韓国 ニュースを見ても過去の話ばかりで、未来の話は天気予報だけ

【コラム】なぜ韓国人は1990年代を懐かしむのか
朝鮮日報
2019/06/02 06:04
http://www.chosunonline.com/site/data/html_dir/2019/05/31/2019053180146.html

 ラジオのある深夜番組のリスナーから「自分は2000年生まれなのだが、一日でよいから1990年代に暮らしてみたい」というメッセージが寄せられた。その時代を生きた者にとっては、パソコンのデータ通信がのろくて、週に休みは1日だけで、レモン焼酎を飲んでいたあの時代の何が良いのかという気もする。ただ、当時はきょうよりはあす、今年よりは来年が良くなるという確信があった。通貨危機前まで雇用はほぼ毎年50万人ずつ増え、経済が6-7%成長を続けていたので活気もあったと言える。

 1990年代がうらやましがっているのは青年たちだけではない。働き盛りの40代半ばの人たちにも90年代に帰りたいと話す人が少なくない。財テクをして、豊かに暮らそうという期待が可能だった時期だからだ。経済の活力が低下した現在、給与労働者が金持ちになることは本当に難しくなった。中産階級の財テクの代表的な手段だった不動産分譲市場で最近「チュプチュプ族」という新語が流行している。「チュプ」には韓国語で「拾う」という意味があり、マイホームを実際に必要としている人が金融引き締めでローンを組めなくなる中、市場で新築物件を拾っていく富裕層を指す言葉だ。40代半ばのAさんは「20年積み立ててきた住宅請約通帳(積立口座)で分譲物件を購入しようとした。

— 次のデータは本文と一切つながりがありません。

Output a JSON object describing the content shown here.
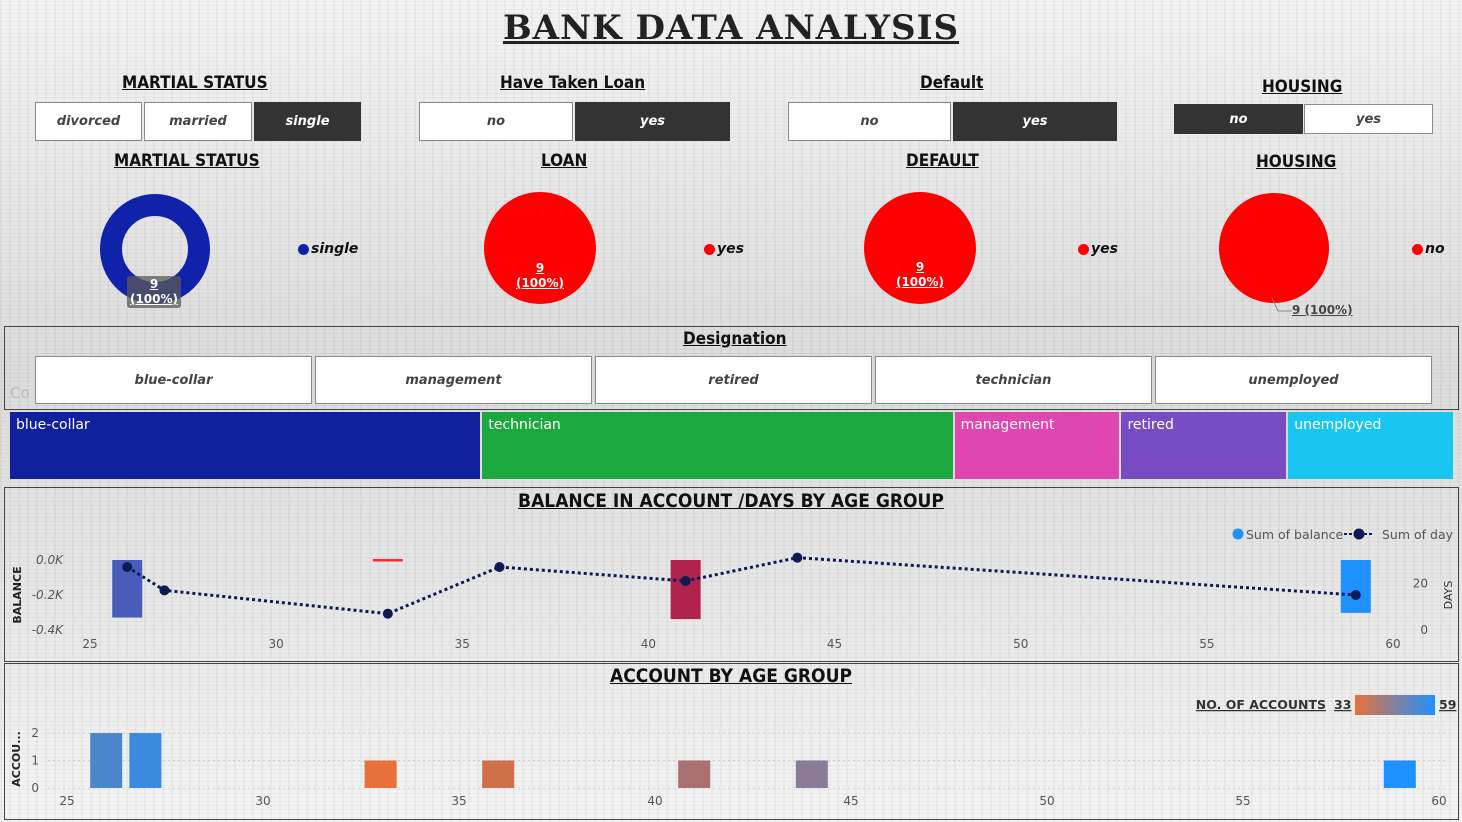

ところが、政府は不動産投機を阻止するためとして、9億ウォン(約8600万円)を超えるマンションの中途支払金に対する融資を禁止した。その結果、9億ウォン以下の物件に投機が集中し、競争率が上がった。政府は庶民層のマイホーム取得を支援すると言っていたではないか」と憤った。

 1990年代に「世界一流」というスローガンを叫んでいた企業は政府、労組の顔色をうかがい、やる気を失っている。保険会社B社の役員は「一般採用はよほどでなければ実施しない。非正社員を(労組の)顔色を見ながら増やしているというのに、60歳までどうやって責任を持てるのか。早くロボットを開発して使ったほうがましだ」と話した。IT系大企業の幹部は「ニュースを見ても過去の話ばかりで、未来の話は天気予報ぐらいしか見当たらない。世界の企業は全速力で走っているのに、過去の清算はそれほど重要なことなのか」と漏らした。

 「革新の伝道師」と呼ばれるハーバード大のクレイトン・クリステンセン教授は著書「繁栄のパラドクス」で韓国を成功事例として紹介している。サムスン、ポスコなど韓国企業が良い例として登場すると誇らしい。しかし、韓国の「奇跡」はK-POPなどを除けば、1990年代の話だ。クリステンセン教授は繁栄を「より多くの人々が経済、社会、政治的な幸福を増進させる過程」と定義する。そこには程遠いと感じる。

 先月休暇で東京の空港に降り立つと、「ディス・ウェー・プリーズ」「ハブ・ア・ナイス・デー」といった具合に以前はあまり聞かなかった英語が聞こえてきた。東京五輪を控え、英語を練習する高齢者には活気があふれていた。米国は連日、時価総額数十兆ウォンのIT企業による株式上場のニュースで沸いている。韓国ではまだ導入さえできていないカーシェアリング関連の企業であるリフトやウーバーもそこに含まれていた。昨年米国で研修を共にした中国人の友人は数日前、電子メールを送ってきた。自分たちが開発したモニターに10分間で10万ドルの投資が集まり、韓国にも輸出することになったのだという。友人は中国で4日に1社のペースで誕生するユニコーン企業(企業価値10億ドル以上の企業)を夢見る。韓国政府は外部要因が韓国経済低迷の主犯だというが、海外ではそれぞれが成長にまい進しているように思える。それに対し、韓国には何があるだろうか。

 「2000年の力強い経済のために!再び飛躍しよう、コリア!」--。これは1997年の公共広告のフレーズだ。そんな闘争精神が懐かしい。成長率が急低下してもなお、大統領は「経済の基礎体力は強固だ」と話す。青瓦台は良い経済指標を周知する広報特別チームの設置するという。まるで90年代に韓国で流行した「沙悟浄シリーズ」のようにしらけたギャグだ。